Algorand addresses are derived from the account's original public key, appended with a checksum, and encoded in base 32: IJ3G6V2QVF5FATT724TDL3FL6GJQ3OKMA3EWLB56EVRSPYMSUI4LL5P4YE

NEAR Account IDs

NEAR account identifiers can be one of two types: human-readable and implicit.

Human-readable account IDs must be created by their immediate parent before they can be used. For example, the account identifier app.example.near can only be created by example.near.

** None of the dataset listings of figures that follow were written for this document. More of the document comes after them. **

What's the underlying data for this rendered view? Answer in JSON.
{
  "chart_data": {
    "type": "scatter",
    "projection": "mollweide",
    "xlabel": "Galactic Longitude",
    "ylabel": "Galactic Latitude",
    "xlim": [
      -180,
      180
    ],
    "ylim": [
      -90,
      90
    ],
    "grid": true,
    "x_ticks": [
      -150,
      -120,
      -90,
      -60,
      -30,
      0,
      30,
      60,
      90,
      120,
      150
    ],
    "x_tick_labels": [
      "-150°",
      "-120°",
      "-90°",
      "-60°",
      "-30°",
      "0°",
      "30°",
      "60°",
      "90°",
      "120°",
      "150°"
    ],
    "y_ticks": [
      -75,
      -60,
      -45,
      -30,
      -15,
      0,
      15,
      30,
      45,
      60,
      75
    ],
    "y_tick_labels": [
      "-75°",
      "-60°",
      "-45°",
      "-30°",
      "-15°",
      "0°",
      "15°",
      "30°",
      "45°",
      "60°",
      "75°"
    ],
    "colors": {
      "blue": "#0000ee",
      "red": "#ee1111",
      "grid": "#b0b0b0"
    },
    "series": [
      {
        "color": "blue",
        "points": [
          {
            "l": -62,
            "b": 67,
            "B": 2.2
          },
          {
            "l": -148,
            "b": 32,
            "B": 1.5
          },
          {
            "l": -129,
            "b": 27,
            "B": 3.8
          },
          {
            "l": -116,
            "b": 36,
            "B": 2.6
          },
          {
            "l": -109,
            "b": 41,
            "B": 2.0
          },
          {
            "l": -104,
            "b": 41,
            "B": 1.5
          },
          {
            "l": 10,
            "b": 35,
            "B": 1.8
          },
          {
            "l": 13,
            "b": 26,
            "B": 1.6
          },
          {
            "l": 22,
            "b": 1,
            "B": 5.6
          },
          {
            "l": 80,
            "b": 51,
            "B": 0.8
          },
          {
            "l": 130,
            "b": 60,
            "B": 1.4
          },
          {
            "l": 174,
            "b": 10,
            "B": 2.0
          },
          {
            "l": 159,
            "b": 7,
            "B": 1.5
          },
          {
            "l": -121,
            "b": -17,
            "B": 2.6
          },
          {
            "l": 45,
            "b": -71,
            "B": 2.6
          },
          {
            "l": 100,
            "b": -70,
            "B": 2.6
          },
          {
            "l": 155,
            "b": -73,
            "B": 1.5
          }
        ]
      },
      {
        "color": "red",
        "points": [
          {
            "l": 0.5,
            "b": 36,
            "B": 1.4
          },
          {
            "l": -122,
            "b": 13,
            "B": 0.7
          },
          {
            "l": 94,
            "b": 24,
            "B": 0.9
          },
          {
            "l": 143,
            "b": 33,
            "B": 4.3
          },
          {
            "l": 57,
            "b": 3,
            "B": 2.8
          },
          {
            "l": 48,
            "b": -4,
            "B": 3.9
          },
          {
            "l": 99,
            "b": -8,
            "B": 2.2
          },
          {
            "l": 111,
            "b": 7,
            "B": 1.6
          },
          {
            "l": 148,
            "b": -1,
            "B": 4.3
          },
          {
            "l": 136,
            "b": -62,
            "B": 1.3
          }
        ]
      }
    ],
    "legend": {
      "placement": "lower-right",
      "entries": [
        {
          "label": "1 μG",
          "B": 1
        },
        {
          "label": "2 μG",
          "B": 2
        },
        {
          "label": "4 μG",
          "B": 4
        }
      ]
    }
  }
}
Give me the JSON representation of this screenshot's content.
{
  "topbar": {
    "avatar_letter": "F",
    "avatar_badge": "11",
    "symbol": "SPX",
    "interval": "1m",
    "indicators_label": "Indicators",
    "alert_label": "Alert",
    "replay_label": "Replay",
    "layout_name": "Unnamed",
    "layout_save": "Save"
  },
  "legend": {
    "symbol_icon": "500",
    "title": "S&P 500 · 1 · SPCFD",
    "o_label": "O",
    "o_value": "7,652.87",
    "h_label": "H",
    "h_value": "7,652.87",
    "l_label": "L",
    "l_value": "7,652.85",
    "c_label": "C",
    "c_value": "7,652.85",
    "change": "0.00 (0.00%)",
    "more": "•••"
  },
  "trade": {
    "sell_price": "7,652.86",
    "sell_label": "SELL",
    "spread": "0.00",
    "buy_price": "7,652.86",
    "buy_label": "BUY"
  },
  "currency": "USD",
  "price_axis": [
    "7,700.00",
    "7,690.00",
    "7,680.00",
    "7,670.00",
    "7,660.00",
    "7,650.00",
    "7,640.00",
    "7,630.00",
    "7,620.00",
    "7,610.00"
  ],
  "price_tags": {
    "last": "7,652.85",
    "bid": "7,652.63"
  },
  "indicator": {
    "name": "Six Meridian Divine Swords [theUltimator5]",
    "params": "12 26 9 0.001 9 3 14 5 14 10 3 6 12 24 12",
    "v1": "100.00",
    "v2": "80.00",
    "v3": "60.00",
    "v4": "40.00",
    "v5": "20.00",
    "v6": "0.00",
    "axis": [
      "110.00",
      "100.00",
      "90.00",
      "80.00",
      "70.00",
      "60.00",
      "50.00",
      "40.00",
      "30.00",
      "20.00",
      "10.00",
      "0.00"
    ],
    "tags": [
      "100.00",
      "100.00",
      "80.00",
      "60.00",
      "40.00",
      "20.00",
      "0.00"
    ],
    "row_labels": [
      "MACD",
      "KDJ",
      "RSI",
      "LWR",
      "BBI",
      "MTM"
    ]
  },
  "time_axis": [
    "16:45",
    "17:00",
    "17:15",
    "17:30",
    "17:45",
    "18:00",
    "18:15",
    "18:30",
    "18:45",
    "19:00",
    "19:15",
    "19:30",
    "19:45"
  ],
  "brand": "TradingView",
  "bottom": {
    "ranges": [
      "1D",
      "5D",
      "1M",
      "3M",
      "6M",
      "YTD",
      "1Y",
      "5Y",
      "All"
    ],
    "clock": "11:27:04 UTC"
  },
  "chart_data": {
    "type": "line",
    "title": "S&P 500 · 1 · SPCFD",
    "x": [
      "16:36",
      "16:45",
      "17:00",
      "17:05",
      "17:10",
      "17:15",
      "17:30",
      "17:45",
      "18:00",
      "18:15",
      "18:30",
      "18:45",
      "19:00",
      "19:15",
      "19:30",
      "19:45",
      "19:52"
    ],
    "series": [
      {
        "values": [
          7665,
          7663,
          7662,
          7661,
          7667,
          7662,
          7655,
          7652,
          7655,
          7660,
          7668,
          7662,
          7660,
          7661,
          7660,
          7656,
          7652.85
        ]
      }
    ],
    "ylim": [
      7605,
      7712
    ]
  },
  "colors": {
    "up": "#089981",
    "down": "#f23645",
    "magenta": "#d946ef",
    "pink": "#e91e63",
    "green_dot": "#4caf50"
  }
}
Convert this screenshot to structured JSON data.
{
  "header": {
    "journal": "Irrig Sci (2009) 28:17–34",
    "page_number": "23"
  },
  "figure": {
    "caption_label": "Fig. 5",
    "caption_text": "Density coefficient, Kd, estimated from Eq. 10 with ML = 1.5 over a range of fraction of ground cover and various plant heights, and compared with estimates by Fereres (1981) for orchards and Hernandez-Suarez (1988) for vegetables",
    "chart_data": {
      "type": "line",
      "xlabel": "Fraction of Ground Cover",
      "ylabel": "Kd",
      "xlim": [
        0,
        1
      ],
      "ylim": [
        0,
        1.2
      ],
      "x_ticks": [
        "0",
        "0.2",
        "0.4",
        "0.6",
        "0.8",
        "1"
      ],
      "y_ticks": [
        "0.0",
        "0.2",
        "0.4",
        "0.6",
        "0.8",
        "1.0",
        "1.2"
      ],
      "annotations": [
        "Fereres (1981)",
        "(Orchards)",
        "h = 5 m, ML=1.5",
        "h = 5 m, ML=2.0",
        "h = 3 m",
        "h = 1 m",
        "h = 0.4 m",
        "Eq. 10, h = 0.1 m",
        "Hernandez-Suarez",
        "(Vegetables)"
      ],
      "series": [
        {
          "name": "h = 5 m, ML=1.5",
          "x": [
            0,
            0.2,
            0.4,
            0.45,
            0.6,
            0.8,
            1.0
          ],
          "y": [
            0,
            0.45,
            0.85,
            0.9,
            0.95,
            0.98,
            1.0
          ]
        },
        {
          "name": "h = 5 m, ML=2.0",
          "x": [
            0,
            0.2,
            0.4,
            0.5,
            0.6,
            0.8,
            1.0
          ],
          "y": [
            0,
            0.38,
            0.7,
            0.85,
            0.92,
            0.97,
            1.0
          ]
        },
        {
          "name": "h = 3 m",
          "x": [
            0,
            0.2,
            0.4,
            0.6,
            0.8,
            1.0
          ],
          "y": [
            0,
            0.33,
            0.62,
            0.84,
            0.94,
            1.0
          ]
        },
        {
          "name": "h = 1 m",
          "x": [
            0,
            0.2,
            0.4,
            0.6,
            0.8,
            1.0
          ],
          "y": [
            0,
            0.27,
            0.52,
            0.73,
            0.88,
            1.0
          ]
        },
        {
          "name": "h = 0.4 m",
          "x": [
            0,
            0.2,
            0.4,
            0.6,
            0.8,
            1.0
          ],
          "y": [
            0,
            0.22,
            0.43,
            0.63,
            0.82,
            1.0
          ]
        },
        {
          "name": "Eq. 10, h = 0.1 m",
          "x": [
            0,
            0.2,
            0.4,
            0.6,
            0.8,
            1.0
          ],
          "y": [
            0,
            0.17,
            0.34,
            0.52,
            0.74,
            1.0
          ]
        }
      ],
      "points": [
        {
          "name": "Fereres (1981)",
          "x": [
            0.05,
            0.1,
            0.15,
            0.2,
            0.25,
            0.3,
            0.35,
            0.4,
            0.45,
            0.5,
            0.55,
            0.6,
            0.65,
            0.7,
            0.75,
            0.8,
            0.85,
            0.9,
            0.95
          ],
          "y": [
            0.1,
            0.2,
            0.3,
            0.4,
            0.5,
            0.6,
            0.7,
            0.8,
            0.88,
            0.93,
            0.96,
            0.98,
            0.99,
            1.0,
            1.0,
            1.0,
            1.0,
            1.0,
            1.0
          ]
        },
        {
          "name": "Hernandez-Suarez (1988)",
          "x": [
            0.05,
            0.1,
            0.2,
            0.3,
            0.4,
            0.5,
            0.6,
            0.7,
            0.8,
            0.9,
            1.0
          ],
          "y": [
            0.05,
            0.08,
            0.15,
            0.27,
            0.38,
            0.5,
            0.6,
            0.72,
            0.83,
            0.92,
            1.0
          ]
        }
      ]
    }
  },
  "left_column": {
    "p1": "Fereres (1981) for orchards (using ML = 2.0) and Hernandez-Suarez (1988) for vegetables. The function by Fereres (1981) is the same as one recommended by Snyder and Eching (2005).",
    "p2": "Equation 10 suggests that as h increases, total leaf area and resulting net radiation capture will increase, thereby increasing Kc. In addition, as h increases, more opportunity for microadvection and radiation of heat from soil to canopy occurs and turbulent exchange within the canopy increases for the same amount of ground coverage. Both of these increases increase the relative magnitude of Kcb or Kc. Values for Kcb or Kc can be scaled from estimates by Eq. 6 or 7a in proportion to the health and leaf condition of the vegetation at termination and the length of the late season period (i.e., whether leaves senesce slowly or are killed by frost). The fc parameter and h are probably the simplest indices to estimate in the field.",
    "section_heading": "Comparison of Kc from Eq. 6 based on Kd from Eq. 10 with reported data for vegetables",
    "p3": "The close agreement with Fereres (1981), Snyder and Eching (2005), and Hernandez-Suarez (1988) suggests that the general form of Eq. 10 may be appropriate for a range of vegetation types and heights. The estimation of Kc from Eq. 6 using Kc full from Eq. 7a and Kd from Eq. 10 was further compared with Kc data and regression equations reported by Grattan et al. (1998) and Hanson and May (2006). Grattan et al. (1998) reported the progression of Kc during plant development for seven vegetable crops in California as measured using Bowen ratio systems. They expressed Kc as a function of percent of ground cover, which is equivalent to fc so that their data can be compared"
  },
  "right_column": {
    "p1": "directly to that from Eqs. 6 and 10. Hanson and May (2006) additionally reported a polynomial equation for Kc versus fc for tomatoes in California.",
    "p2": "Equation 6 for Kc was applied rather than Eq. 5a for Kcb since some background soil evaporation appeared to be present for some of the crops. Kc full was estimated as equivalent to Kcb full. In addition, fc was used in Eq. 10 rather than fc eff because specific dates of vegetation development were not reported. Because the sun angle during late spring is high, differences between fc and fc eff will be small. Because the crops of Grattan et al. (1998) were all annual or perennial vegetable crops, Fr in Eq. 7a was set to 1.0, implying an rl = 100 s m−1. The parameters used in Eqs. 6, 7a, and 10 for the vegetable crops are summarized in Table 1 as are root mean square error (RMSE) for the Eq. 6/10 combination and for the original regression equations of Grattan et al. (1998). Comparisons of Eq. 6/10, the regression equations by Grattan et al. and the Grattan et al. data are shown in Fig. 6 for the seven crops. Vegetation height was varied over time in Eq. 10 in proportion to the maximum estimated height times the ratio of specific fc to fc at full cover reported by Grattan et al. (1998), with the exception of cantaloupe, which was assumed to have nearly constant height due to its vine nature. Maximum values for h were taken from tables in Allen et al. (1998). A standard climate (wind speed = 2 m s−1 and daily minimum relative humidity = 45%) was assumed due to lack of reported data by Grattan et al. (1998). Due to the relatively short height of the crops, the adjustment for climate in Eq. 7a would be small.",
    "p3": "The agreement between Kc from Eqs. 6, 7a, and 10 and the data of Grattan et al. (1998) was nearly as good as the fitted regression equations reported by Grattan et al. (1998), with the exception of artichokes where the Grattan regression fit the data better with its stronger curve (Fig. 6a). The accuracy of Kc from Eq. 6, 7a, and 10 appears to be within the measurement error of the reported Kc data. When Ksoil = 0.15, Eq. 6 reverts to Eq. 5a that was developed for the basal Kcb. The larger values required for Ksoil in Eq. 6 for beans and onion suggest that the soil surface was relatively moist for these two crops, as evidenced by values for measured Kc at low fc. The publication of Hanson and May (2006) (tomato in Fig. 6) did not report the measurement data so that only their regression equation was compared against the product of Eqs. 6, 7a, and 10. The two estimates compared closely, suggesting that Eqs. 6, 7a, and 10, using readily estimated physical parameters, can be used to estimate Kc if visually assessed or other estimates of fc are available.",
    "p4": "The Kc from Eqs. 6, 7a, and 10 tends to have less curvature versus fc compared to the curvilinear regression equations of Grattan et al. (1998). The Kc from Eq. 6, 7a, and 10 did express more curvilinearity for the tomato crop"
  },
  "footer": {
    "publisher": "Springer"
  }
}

Implicit accounts may be used before they are created. (Or, they are created if/when they are used.) They work similarly to Algorand accounts in that the identifier of an implicit account is derived from the public key that controls the account.

Keys

Whereas NEAR accounts may have any number of differently-permissioned keys attached at any given time, Algorand accounts may only have one key at a time. However, an Algorand account may be rekeyed to allow another account to authorize transactions on its behalf. Rekeying revokes the account's original private key.

Storage

There are two types of Algorand smart contract: stateful and stateless. As the name implies, stateless smart contracts (also known as smart signatures) do not have access to permanent storage.

Stateful smart contracts have access to key-value stores which can store two data types: unsigned 64-bit integers and byteslices (variable-length byte strings). There are two types of data store: the global data store is always available to its associated contract, and the local data stores are associated with an account-contract combination (the only local stores accessible to a contract during a transaction are those specified in the transaction).

NEAR smart contracts only have a contract-global key-value storage location which is always accessible. No account-specific storage location exists; account-specific information must be stored in the global store.

Smart Contracts

Algorand smart contracts execute in the context of the Algorand Virtual Machine (AVM). The native code of the AVM is called the Transaction Execution Approval Language (TEAL), which is a stack-based, assembly-like programming language. Since Algorand smart contracts tend to be smaller than those on other chains, many projects simply write TEAL code by hand.

There are some higher-level programming languages (or similar solutions) that produce TEAL output, namely PyTEAL and Reach.

NEAR smart contracts run in a WebAssembly (WASM) virtual machine, meaning that any language with a WASM compile target could conceivably be used to write a smart contract for NEAR. Currently, Rust is the favored choice, especially since NEAR core is written in Rust as well.

Integration & Interoperability

There are no known interoperability solutions for Algorand-NEAR interaction at this time.